Odaya girdiklerinde Elith yoktu ve Kongo'nun yerde kan dolu ceseti yatıyordu. Bütün oda kanla kaplıydı, ve inanılmaz pis kokuyordu. Daniel bunları gördükten sonra sendeleyerek geri çekildi, ikisininde gözleri kocamandı.
Smith: Kongo!..
Smith Kongo'ya koştu ve yanında diz çöktü. Hemen kalbi atıyor mu diye kontrol etti ama Kongo'nun kalbi çoktan durmuştu... Smith in gözleri göz yaşlarıyla dolmaya başladı ve bağırmaya başladı.
Smith: KONGO! KONGO BENİ DUYUYOR MUSUN!? KONGOOO!!!
Smith her ne kadar bağırsada Kongo'nun çoktan nefesi tükenmişti.
Daniel orada gözleri kocaman açık duruyordu, ne yapacağını bilmiyordu. Daniel bir anda gözleri karardı ve bayıldı.
Smith'in gözlerinin önünden Kongo'yla birlikte yaşadığı şeyler geçiyordu; nasıl birlikte Daniel'ı aradıkları... Nasıl Kongo'yla konuştuğu...
Birden bire Kongo'nun cebindeki kağıda ilişti gözü Smith'in, kağıdı aldı ve açtı.
Kağıt:
Merhaba ben Kongo, biliyorum bu kağıdı okuyorsan şuan ben yaşamıyorum. Ama lütfen üzülme, ben bu fikri yapmaya uzun zaman önce karar vermiştim. O yüzden bu senin ya da başkası yüzünden değil. Bugün Elith'le konuştum. Beni öldürürse onu serbest bırakacağımı söyledim. Ben bu hayatımdan mutlu değilim ve hiçte olmadım. Kim okuyorsa lütfen Daniel'a onu çok sevdiğimi ve onunla her an birlikte olmayı istediğimi söylesin lütfen.

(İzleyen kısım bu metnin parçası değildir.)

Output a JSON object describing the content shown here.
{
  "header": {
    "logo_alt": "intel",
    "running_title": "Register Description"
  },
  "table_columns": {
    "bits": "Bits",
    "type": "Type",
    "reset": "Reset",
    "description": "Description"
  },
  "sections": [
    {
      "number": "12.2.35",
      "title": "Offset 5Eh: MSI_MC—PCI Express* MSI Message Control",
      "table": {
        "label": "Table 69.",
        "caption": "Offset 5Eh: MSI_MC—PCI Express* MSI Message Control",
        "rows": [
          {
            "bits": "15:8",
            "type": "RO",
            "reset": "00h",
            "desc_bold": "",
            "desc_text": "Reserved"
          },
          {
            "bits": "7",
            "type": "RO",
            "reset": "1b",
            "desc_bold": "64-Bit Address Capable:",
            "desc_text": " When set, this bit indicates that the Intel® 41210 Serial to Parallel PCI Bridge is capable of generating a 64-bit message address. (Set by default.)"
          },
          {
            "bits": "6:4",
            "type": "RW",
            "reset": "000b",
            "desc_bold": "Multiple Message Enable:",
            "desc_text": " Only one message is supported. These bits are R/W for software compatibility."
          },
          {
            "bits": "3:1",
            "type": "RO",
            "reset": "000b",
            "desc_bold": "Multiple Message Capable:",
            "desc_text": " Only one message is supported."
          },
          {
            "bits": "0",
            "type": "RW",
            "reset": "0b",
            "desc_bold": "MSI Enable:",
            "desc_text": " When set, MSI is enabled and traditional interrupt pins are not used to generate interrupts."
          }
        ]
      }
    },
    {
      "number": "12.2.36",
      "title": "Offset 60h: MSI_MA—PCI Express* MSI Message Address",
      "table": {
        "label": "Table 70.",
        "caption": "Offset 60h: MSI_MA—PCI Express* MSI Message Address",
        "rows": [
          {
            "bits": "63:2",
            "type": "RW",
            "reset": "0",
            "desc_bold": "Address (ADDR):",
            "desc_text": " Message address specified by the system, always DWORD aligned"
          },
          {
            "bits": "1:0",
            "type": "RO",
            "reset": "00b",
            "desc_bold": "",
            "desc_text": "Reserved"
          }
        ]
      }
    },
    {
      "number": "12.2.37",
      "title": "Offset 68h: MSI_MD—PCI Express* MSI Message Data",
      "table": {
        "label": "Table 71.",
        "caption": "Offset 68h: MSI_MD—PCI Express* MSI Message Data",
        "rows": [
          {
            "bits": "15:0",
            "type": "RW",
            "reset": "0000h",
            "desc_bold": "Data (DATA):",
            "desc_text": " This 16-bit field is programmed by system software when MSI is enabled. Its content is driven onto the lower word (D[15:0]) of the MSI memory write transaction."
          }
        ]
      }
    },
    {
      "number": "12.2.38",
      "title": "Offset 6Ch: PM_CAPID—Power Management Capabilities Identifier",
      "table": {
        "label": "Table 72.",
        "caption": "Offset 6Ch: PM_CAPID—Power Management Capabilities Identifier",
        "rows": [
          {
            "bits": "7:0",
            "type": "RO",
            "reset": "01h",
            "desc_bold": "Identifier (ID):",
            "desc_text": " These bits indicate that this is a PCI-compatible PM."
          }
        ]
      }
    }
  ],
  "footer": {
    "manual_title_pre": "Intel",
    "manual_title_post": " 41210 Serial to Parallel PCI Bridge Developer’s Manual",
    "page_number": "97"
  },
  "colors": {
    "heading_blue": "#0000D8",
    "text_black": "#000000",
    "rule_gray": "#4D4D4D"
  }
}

Söyleyeceklerim bu kadar.
Sevgi, saygılarımla; Kongo
Smith kağıdı geri katladı ve cebine koydu. Hâlâ ağlıyordu ve hâlâ durgundu. Kafasını bir çevirdi ve Daniel'ın bayıldığını gördü. Koşarak onu yerden kaldırdı ve üst kata çıkarıp koltuğa yatırdı. Bodrumda ceset, elinde baygın, cebinde intihar notu olan Smith ne yapacağını bilmiyordu.
Bir süre sonra Daniel uyandı. Smith başka bir koltukta oturmuş iki eliyle kafasını tutmuş, yere bakarak derin derin düşünüyordu.
Daniel: Smith?..
Daniel Smith'e döndü ve yavaşça yerinden kalktı. Smith yüzünü ona döndürdü, yüzü soğuktu.
Smith: Ne var?..
Daniel Smith'in ters yanıtlarından her ne kadar üzülsede belli etmiyordu.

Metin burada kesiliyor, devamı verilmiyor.